What this report essentially shows, is that BYOD has not been solved, and, in many cases, is not yet even decided upon.
Stats on the topic vary according to source and respondents of course, with a range in the number—from 30% to 50% to a reported 70%—of companies that now allow BYOD. (Some are also mandating it.)
Distinguishing between allowing and enabling—as in supporting and policying—the numbers tend to be lower. And in fact, many solution providers report that when they start to engage with customers on BYOD and mobile security solutions, enterprises don't even realize how many personal devices are actually in their organizations.
According to the Information Security Community's report, only 21% of companies say that BYOD is fully implemented. With 40% reporting that company-owned devices are widely used, and 31% saying BYOD is under evaluation, this group of respondents is behind the generally cited numbers already mentioned.
This could be attributed to, in part, that the majority of these professionals come from regulated industries: approximately 12% in financial services; 8% in government; 5% in healthcare, pharma and biotech; 4% in education and 2% in energy and utilities.
What's surprising, however, is that nearly 20% of respondents note their industry as "software and internet"—companies that should be way out in front.
For those companies that do enable BYOD, 75% do so only for employees; 21% for contractors; 16% for partners; 14% for customers and 10% for suppliers.
Just Say No
A decent portion of the respondents will not be BYOD shops at all: 13% have not adopted BYOD and have no plans to; 3% will not permit BYOD; and 2% have tried and given up.
Platform trends came in at No. 4, and iOS tops the supported list at 76%, with smartphones being supported by 87%. But Android (69%) and Windows (66%) are not too far behind, and BlackBerry is at 40%. The high numbers for Windows and BlackBerry are also likely due to the respondents industries.
The report identified a total of 5 top trends. No. 1: the key drivers for BYOD are about improved employee mobility (57%); greater employee satisfaction (56%); and increased productivity (54%). BYOD, at first, was often viewed solely as a cost saver, and 36% here still report reduction in endpoint/hardware costs and 26% reduced operational support costs as key values of BYOD.
Nineteen percent cite reduced security risk as a benefit, but that is contrary to trend No. 2 where the biggest (67%) BYOD security concern is loss of company or client data and unauthorized access to company data and systems (57%). There are a host of other issues that are less than half, but more than one-quarter, consider concerns such as dangerous apps, malware, lost/stolen devices and compliance.

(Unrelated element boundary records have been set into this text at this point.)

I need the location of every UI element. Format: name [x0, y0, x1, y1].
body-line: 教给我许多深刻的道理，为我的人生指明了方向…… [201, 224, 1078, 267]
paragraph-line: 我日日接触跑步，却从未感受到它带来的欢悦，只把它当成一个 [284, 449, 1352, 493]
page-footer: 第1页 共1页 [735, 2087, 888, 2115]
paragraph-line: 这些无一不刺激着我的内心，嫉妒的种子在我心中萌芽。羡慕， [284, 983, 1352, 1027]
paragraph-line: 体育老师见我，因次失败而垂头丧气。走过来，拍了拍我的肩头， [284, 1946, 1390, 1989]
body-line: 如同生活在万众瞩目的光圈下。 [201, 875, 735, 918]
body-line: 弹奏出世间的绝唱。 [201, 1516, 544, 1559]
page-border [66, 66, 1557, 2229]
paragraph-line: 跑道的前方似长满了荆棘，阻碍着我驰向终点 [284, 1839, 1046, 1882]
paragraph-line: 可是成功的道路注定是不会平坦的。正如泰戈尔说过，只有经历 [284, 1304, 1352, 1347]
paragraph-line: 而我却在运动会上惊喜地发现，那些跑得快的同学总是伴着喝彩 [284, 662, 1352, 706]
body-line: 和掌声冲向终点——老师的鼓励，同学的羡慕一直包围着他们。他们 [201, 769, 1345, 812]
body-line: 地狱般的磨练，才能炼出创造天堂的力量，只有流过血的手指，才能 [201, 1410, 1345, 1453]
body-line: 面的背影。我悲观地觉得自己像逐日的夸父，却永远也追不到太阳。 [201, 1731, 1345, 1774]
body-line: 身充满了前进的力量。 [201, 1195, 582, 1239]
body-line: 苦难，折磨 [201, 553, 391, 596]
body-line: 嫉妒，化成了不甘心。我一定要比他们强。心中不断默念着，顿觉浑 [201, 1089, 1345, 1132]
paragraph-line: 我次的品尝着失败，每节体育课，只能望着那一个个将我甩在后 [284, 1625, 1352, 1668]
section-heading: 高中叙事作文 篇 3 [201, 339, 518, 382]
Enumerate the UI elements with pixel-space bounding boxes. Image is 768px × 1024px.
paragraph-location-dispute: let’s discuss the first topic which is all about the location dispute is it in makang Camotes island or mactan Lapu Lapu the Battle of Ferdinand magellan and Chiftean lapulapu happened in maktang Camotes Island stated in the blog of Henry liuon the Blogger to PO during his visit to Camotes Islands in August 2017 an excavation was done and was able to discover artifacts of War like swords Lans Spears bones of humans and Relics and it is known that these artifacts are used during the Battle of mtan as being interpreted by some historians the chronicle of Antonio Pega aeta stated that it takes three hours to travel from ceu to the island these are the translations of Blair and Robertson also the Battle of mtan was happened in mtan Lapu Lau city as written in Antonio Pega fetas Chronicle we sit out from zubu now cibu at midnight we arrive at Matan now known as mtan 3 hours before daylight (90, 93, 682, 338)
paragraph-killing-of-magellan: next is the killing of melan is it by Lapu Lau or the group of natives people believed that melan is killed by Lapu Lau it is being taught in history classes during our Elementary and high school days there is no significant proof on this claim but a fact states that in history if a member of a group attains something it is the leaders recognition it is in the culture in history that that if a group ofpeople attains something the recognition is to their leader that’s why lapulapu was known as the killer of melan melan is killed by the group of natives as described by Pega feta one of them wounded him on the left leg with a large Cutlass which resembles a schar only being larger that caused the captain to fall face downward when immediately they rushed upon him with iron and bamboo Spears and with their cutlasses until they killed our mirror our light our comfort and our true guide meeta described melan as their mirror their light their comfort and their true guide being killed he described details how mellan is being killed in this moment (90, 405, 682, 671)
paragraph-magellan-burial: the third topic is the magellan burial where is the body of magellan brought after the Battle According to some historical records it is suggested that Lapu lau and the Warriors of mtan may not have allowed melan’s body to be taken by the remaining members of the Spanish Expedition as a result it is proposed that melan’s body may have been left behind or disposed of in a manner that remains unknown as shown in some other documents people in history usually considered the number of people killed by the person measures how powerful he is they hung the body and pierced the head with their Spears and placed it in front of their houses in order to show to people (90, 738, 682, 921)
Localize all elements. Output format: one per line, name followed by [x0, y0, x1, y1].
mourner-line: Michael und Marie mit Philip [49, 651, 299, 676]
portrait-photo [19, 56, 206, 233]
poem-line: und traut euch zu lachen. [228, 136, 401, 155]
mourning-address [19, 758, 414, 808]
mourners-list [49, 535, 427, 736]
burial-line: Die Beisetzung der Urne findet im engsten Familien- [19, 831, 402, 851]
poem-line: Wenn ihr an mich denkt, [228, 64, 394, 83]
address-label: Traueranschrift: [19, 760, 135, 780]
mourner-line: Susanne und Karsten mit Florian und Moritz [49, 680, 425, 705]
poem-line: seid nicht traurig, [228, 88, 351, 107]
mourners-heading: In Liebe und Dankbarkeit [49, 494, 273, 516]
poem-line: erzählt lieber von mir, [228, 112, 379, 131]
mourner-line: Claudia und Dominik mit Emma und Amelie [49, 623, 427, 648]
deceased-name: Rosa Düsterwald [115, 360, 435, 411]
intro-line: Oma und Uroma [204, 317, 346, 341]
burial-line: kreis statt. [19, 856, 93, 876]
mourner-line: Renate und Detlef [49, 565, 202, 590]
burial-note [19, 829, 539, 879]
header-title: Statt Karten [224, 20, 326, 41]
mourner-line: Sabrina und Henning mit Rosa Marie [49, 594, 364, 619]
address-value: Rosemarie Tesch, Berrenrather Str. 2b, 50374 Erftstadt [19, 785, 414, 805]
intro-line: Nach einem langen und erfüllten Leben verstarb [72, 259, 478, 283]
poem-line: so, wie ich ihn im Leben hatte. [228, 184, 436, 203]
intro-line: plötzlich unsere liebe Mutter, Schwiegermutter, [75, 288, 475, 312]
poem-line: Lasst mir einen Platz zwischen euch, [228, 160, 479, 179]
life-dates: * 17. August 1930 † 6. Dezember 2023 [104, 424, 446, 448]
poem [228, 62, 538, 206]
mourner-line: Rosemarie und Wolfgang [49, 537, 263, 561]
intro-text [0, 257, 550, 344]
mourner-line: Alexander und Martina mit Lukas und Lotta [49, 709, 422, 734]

When asked "what negative impact did mobile security threats have on your organization?" The No. 3 trend was revealed—30% said the need for additional IT resources to manage security incidents. Only 15% actually reported data loss or theft.
Trend No. 5 shows that the most common risk control measures are password protection (67%), remote wiping of data (52%) and encryption (43%).
To that end, 43% utilize MDM, but 22% report that there are no tools in place to manage mobile devices.
When it comes to policy, the top three things covered are email, access and authentication and device wiping. A notable portion (44%) say they educate employees about acceptable usage.
About one-quarter do not have any mobile device policy.
The report concludes: "While we still have some ways to go toward broad BYOD adoption, organizations are somewhat better prepared for BYOD than a year ago. This year, 40% of respondents rank their readiness at 60% or higher compared to 34% last year."
With 58% of budgets forecasted to stay flat, will much more progress be made over the next year?